Getting dressed is a great time to work on communication and physical skills. If your time is limited, pick out two or three outfit choices the night before after your little one is asleep. Put them out so that you can both look for them in the morning. (Sometimes it is great fun to see what the Clothes Fairy left out for you to chose from!) Talk about the clothing item pieces as you are making choices and putting them on. For example..."Do you want the red shirt with the big bear or the blue shirt with the silly fish?" Even little ones can point to their choice. If they don't want to choose, you can keep things moving with something as simple as, "Choosing can be hard, how 'bout if I help you? If you pick before me, then I'll know what you want to wear. Here I go, I'm picking now!" If you have extra time, you can be silly and pretend you don't know where the clothing items go. "Oh no! Shoes don't go on your hands! Where do they go?" Talk about the body parts that use each clothing item. "Feet get socks. Let's cover those toes! Where are your toes? Can you wiggle them?"

Help your kiddos to sit up or stand as independently as possible while dressing. Let your kiddos try to put their arms through sleeves or legs into pants or shorts with as little help as possible. Show them the tricks for finding those holes to fill. Stretch with arms and legs, ask them to help straighten sleeves and hems. Buttons, snaps and velcro offer a chance to work together on some fine motor skills.

Have fun!

Positive Foundations...A place to start.

So here goes my first foray into the world of websites. Let me start by saying that I am not the world's best speech pathologist. I'm good, but as I often tell the families I work with, my magic wand and crystal ball are not currently functioning. I am sure there are some better therapists out there---therapists whose magic wands and crystal balls are always functional. But, in the past 16 years, I have learned a tremendous amount about communication, swallowing, feeding, personalities, developmental skills and families that I want to share with others.

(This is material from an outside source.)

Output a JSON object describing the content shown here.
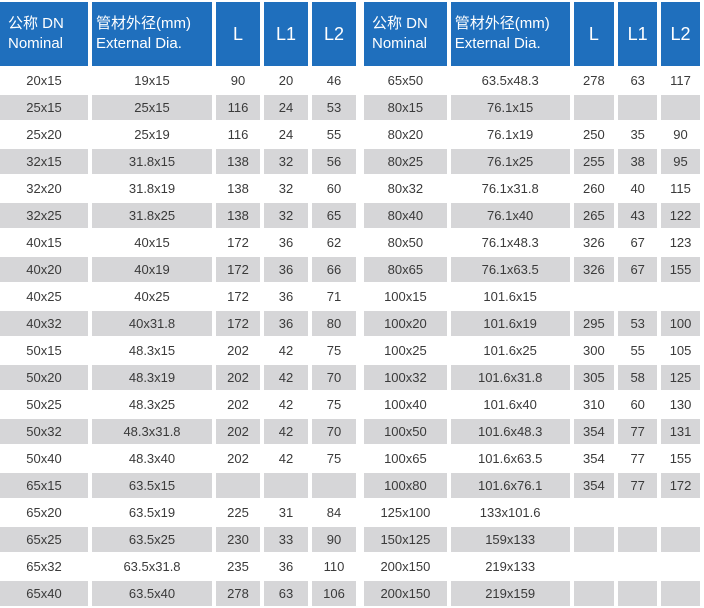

My hope is that this site will be a way for caregivers and parents to have access to a speech therapist to find some useful activities and at least have a place to ask questions.

Legal disclaimer time. People, please, do I really need to say this? Ok, I will, just in case. THIS IS A BLOG!!! It does not take the place of seeing and working with a real-live speech therapist. I cannot treat your child. Concerns about how your child speaks, eats, drinks, and even behaves should always be addressed with your pediatrician. You can however see what my opinion is regarding general, fun speech activities that may or may not apply to your child. Please use your common sense. And finally, this is not associated in any way with the company and truly wonderful people I work for.

Since healthcare and the economy are chipping away at the very foundations that will build a strong future for our children and your families, let's try to build some Positive Foundations. (Thank you, Seester for letting me borrow the cool name.)